Lo stesso manuale fu rinvenuto nell’abitazione degli arrestati nell’operazione di polizia del 11/5/2018 che portò all’arresto di un cittadino boliviano e di un cittadino italiano.

3. Gli indagati hanno proposto ricorsi, con unico difensore e medesimo atto, formulando tre motivi.

3.1. Con il primo, hanno dedotto violazione di legge e vizio della motivazione in relazione agli artt. 81 cpv, 110 e 414 co. 1 cod. pen., assumendo la falsità e erroneità dell’interpretazione delle norme in materia di istigazione e contestando i criteri utilizzati per la decisione.

In particolare, il difensore ha rilevato che il Tribunale di Firenze avrebbe omesso di considerare e accertare in concreto la effettiva natura dei semi di canapa posti in vendita nei negozi dei due indagati, omissione rilevante, siccome relativa a circostanza di fatto che ha ricadute in punto di diritto.

Ha, inoltre, sostenuto che il Tribunale non avrebbe debitamente considerato la prova documentale a difesa, idonea, secondo la difesa, a smentire l’ipotesi accusatoria che sarebbe fondata su presunzioni degli inquirenti, e ha contestato la valutazione giudiziale relativa alla autenticità dei documenti, osservando come fosse agevole la comparazione fra quanto riportato nel verbale di sequestro e le etichette prodotte dalla difesa.
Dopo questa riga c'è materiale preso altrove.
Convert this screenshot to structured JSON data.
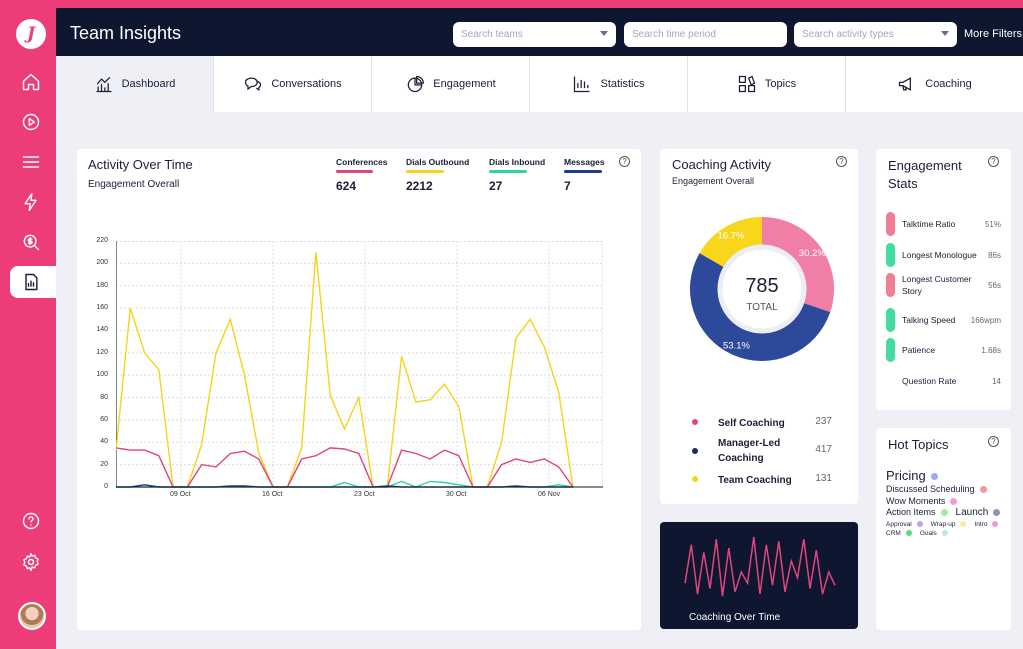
{
  "app": {
    "logo": "J",
    "title": "Team Insights"
  },
  "filters": {
    "teams": "Search teams",
    "period": "Search time period",
    "activity": "Search activity types",
    "more": "More Filters"
  },
  "tabs": [
    {
      "label": "Dashboard",
      "icon": "dashboard-icon"
    },
    {
      "label": "Conversations",
      "icon": "chat-icon"
    },
    {
      "label": "Engagement",
      "icon": "pie-icon"
    },
    {
      "label": "Statistics",
      "icon": "bar-chart-icon"
    },
    {
      "label": "Topics",
      "icon": "topics-icon"
    },
    {
      "label": "Coaching",
      "icon": "megaphone-icon"
    }
  ],
  "rail": [
    "home-icon",
    "play-icon",
    "menu-icon",
    "bolt-icon",
    "dollar-search-icon",
    "report-icon",
    "help-icon",
    "settings-icon"
  ],
  "activity": {
    "title": "Activity Over Time",
    "subtitle": "Engagement Overall",
    "metrics": [
      {
        "label": "Conferences",
        "value": "624",
        "color": "#e0457b"
      },
      {
        "label": "Dials Outbound",
        "value": "2212",
        "color": "#f5d418"
      },
      {
        "label": "Dials Inbound",
        "value": "27",
        "color": "#2dd4a4"
      },
      {
        "label": "Messages",
        "value": "7",
        "color": "#1e3a8a"
      }
    ]
  },
  "chart_data": {
    "type": "line",
    "ylim": [
      0,
      220
    ],
    "yticks": [
      "0",
      "20",
      "40",
      "60",
      "80",
      "100",
      "120",
      "140",
      "160",
      "180",
      "200",
      "220"
    ],
    "xticks": [
      "09 Oct",
      "16 Oct",
      "23 Oct",
      "30 Oct",
      "06 Nov"
    ],
    "series": [
      {
        "name": "Dials Outbound",
        "color": "#f5d418",
        "values": [
          33,
          160,
          120,
          105,
          0,
          0,
          38,
          120,
          150,
          100,
          30,
          0,
          0,
          35,
          210,
          82,
          52,
          80,
          0,
          0,
          117,
          76,
          78,
          92,
          72,
          0,
          0,
          40,
          133,
          150,
          125,
          85,
          0
        ]
      },
      {
        "name": "Conferences",
        "color": "#e0457b",
        "values": [
          35,
          33,
          33,
          28,
          0,
          0,
          20,
          18,
          30,
          32,
          25,
          0,
          0,
          25,
          28,
          35,
          34,
          30,
          0,
          0,
          33,
          30,
          25,
          33,
          28,
          0,
          0,
          20,
          25,
          22,
          25,
          18,
          0
        ]
      },
      {
        "name": "Dials Inbound",
        "color": "#2dd4a4",
        "values": [
          0,
          0,
          0,
          0,
          0,
          0,
          0,
          0,
          0,
          0,
          0,
          0,
          0,
          0,
          0,
          0,
          4,
          0,
          0,
          0,
          5,
          0,
          5,
          4,
          2,
          0,
          0,
          0,
          0,
          0,
          0,
          2,
          0
        ]
      },
      {
        "name": "Messages",
        "color": "#1e3a8a",
        "values": [
          0,
          0,
          2,
          0,
          0,
          0,
          0,
          0,
          1,
          1,
          0,
          0,
          0,
          0,
          0,
          0,
          0,
          0,
          0,
          1,
          0,
          0,
          0,
          0,
          0,
          0,
          0,
          0,
          1,
          0,
          0,
          0,
          0
        ]
      }
    ]
  },
  "coaching": {
    "title": "Coaching Activity",
    "subtitle": "Engagement Overall",
    "total": "785",
    "total_label": "TOTAL",
    "slices": [
      {
        "name": "Self Coaching",
        "count": "237",
        "pct": "30.2%",
        "value": 30.2,
        "color": "#f07ea7"
      },
      {
        "name": "Manager-Led Coaching",
        "count": "417",
        "pct": "53.1%",
        "value": 53.1,
        "color": "#2d4a9a"
      },
      {
        "name": "Team Coaching",
        "count": "131",
        "pct": "16.7%",
        "value": 16.7,
        "color": "#f8d61c"
      }
    ]
  },
  "engagement": {
    "title": "Engagement Stats",
    "stats": [
      {
        "name": "Talktime Ratio",
        "value": "51%",
        "color": "#f07e96"
      },
      {
        "name": "Longest Monologue",
        "value": "86s",
        "color": "#43dba0"
      },
      {
        "name": "Longest Customer Story",
        "value": "56s",
        "color": "#f07e96"
      },
      {
        "name": "Talking Speed",
        "value": "166wpm",
        "color": "#43dba0"
      },
      {
        "name": "Patience",
        "value": "1.68s",
        "color": "#43dba0"
      },
      {
        "name": "Question Rate",
        "value": "14",
        "color": ""
      }
    ]
  },
  "hot_topics": {
    "title": "Hot Topics",
    "rows": [
      [
        {
          "t": "Pricing",
          "c": "#a3a8f0",
          "s": 13
        }
      ],
      [
        {
          "t": "Discussed Scheduling",
          "c": "#f29a9a",
          "s": 9
        }
      ],
      [
        {
          "t": "Wow Moments",
          "c": "#f29ad6",
          "s": 9
        }
      ],
      [
        {
          "t": "Action Items",
          "c": "#a3e8a0",
          "s": 9
        },
        {
          "t": "Launch",
          "c": "#8c93b8",
          "s": 10
        }
      ],
      [
        {
          "t": "Approval",
          "c": "#c4a0f2",
          "s": 6.5
        },
        {
          "t": "Wrap-up",
          "c": "#f5ef9a",
          "s": 6.5
        },
        {
          "t": "Intro",
          "c": "#f29ad6",
          "s": 6.5
        }
      ],
      [
        {
          "t": "CRM",
          "c": "#5ed67a",
          "s": 6.5
        },
        {
          "t": "Goals",
          "c": "#b8ecd8",
          "s": 6.5
        }
      ]
    ]
  },
  "coaching_over_time": {
    "label": "Coaching Over Time",
    "color": "#e0457b",
    "values": [
      20,
      55,
      10,
      48,
      15,
      60,
      8,
      52,
      12,
      30,
      20,
      62,
      10,
      55,
      18,
      58,
      12,
      40,
      25,
      60,
      15,
      50,
      10,
      30,
      18
    ]
  }
}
La difesa ha, poi, rilevato che nella documentazione finalizzata alla commercializzazione dei prodotti vi erano anche avvertenze agli acquirenti sulla circostanza che la coltivazione di sementi non certificate in vari ordinamenti (tra i quali quello italiano) era sanzionata, cosicché sarebbe emerso, secondo la prospettazione difensiva, che i semi erano deliberatamente ed esclusivamente commercializzati non a fini di coltivazione illecita, quanto piuttosto allo scopo di coltivazione, ai sensi della I. 242/2016, richiamando sul punto la sentenza delle Sez. Unite 18/10/2012, n. 47604 (Rv. 253531) che ha stabilito “steccati ermeneutici” assai precisi per la configurazione del reato di cui all’art. 414 c.p. in relazione all’art. 73 d.P.R. 309/90.

Sotto altro profilo, la difesa ha contestato la ravvisabilità astratta di un nesso ideologico e programmatico che attribuisca in modo inequivoco, in capo al medesimo soggetto, la attività di commercializzazione di semi e la presunta, coeva, esternalizzazione di un messaggio indirizzato agli acquirenti del prodotto, in termini di istigazione alla commissione di illeciti.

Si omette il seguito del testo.